Findings from two studies completed by Army Corps New England – including an overview and the estimated cost with local share – were included during a virtual presentation to town officials Nov. 10.

The Royal River in Yarmouth Courtesy / Andy Smith-Petersen

One study looked at reestablishing natural fish passage through the Elm Street and Bridge Street dams, which have nonfunctioning fish ladders.

Resident Colin Durant wrote in support of the proposal to the Town Council Nov. 9 and said, “We know from experience in Maine that removal of ineffective and inefficient dams is enormously rewarding for the health of a river, for species restoration, and brings many additional benefits to the surrounding community.”

The Royal River Alliance, a pro-dam removal and river restoration group comprised of local Maine residents, also weighed in.
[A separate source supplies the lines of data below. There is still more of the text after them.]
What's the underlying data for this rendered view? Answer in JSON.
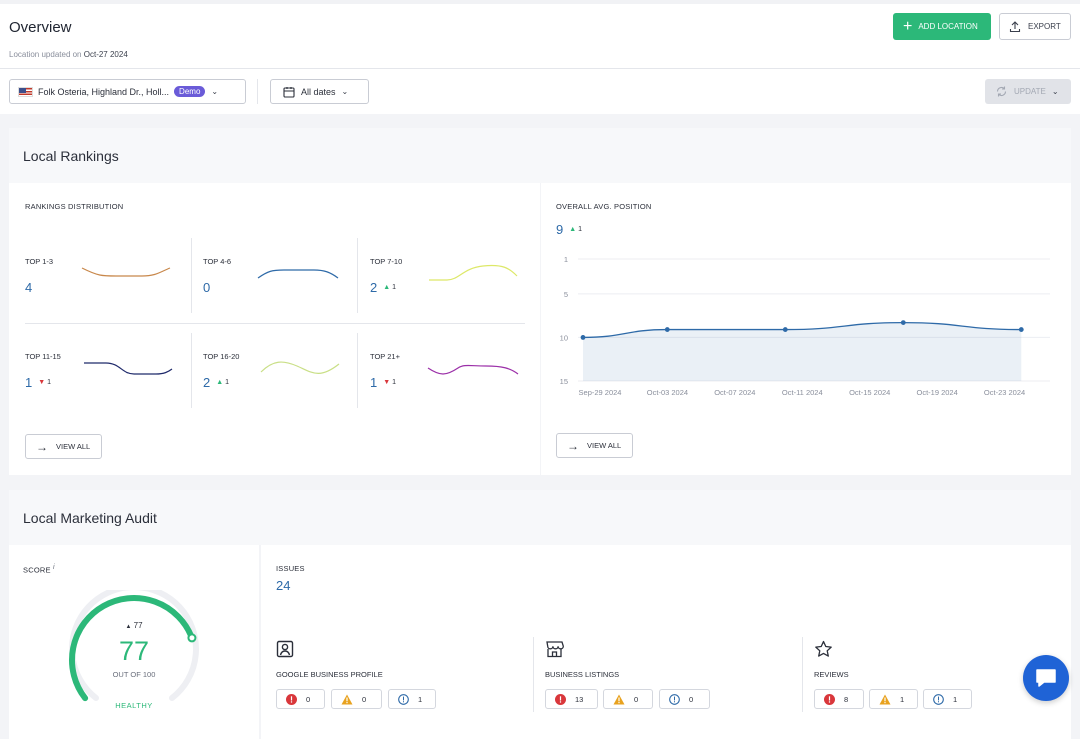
{
  "header": {
    "title": "Overview",
    "updated_prefix": "Location updated on",
    "updated_date": "Oct-27 2024",
    "add_location_label": "ADD LOCATION",
    "export_label": "EXPORT"
  },
  "filters": {
    "location": "Folk Osteria, Highland Dr., Holl...",
    "location_badge": "Demo",
    "dates": "All dates",
    "update_label": "UPDATE"
  },
  "local_rankings": {
    "title": "Local Rankings",
    "distribution_label": "RANKINGS DISTRIBUTION",
    "buckets": [
      {
        "label": "TOP 1-3",
        "value": "4",
        "delta": "",
        "dir": "",
        "color": "#c8874a"
      },
      {
        "label": "TOP 4-6",
        "value": "0",
        "delta": "",
        "dir": "",
        "color": "#2e6aa8"
      },
      {
        "label": "TOP 7-10",
        "value": "2",
        "delta": "1",
        "dir": "up",
        "color": "#dde868"
      },
      {
        "label": "TOP 11-15",
        "value": "1",
        "delta": "1",
        "dir": "down",
        "color": "#1f2a6b"
      },
      {
        "label": "TOP 16-20",
        "value": "2",
        "delta": "1",
        "dir": "up",
        "color": "#c9df86"
      },
      {
        "label": "TOP 21+",
        "value": "1",
        "delta": "1",
        "dir": "down",
        "color": "#9b2fa8"
      }
    ],
    "view_all_label": "VIEW ALL",
    "avg_label": "OVERALL AVG. POSITION",
    "avg_value": "9",
    "avg_delta": "1",
    "avg_view_all_label": "VIEW ALL"
  },
  "chart_data": {
    "type": "line",
    "title": "OVERALL AVG. POSITION",
    "x": [
      "Sep-29 2024",
      "Oct-04 2024",
      "Oct-11 2024",
      "Oct-18 2024",
      "Oct-25 2024"
    ],
    "x_tick_labels": [
      "Sep-29 2024",
      "Oct-03 2024",
      "Oct-07 2024",
      "Oct-11 2024",
      "Oct-15 2024",
      "Oct-19 2024",
      "Oct-23 2024"
    ],
    "series": [
      {
        "values": [
          10,
          9.1,
          9.1,
          8.3,
          9.1
        ]
      }
    ],
    "y_tick_labels": [
      "1",
      "5",
      "10",
      "15"
    ],
    "ylim": [
      1,
      15
    ],
    "y_inverted": true,
    "grid": true,
    "color": "#2e6aa8"
  },
  "audit": {
    "title": "Local Marketing Audit",
    "score_label": "SCORE",
    "score_info": "i",
    "score_value": "77",
    "score_delta": "77",
    "score_fraction": 0.77,
    "score_out_of": "OUT OF 100",
    "score_status": "HEALTHY",
    "issues_label": "ISSUES",
    "issues_value": "24",
    "groups": [
      {
        "label": "GOOGLE BUSINESS PROFILE",
        "icon": "profile-icon",
        "errors": "0",
        "warnings": "0",
        "notices": "1"
      },
      {
        "label": "BUSINESS LISTINGS",
        "icon": "store-icon",
        "errors": "13",
        "warnings": "0",
        "notices": "0"
      },
      {
        "label": "REVIEWS",
        "icon": "star-icon",
        "errors": "8",
        "warnings": "1",
        "notices": "1"
      }
    ]
  },
  "colors": {
    "accent_green": "#2cb879",
    "accent_blue": "#2e6aa8",
    "error": "#d9373b",
    "warning": "#e8a21f",
    "notice": "#2e6aa8",
    "chat": "#1f63d6"
  }
}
In a letter to the Town Council and Town Manager Nat Tupper from Christine Force and Carl Wilcox, co-chairpersons of the board of directors, both their excitement and concern about the prospective plans were addressed.

The RRA was pleased overall with the USACE finding merit in proceeding with an ecological restoration project on the Royal and offering to partner in the next steps on such a project,” Force and Wilcox said in the letter. “However, the RRA was disappointed by USACE’s high estimate of the costs involved in completing a further feasibility study and in actually undertaking a restoration project.”

The cost estimated by the Army Corpse for a further study, not including actual river restoration, is $660,000, of which the town would pay $330,000.

A second study examined restoration of the Royal River shore at the end of Harborview Drive, an old dredge material disposal site from the 1960s and 1970s. Tupper said the town has little interest in pursuing that project.

“We’re talking about a couple acres, a lot of expense, very little value and quite a bit of risk because they’re old materials from long before there were environmental controls,” he said.

The town of Yarmouth requested a feasibility study from the Army Corps of Engineers back in 2013, when the Town Council was initially interested in restoring natural flow and fish passage to the river. Now that the Corps has established federal interest, the council has to decide if the community should pursue one or both of these studies. There is no time limit on the decision.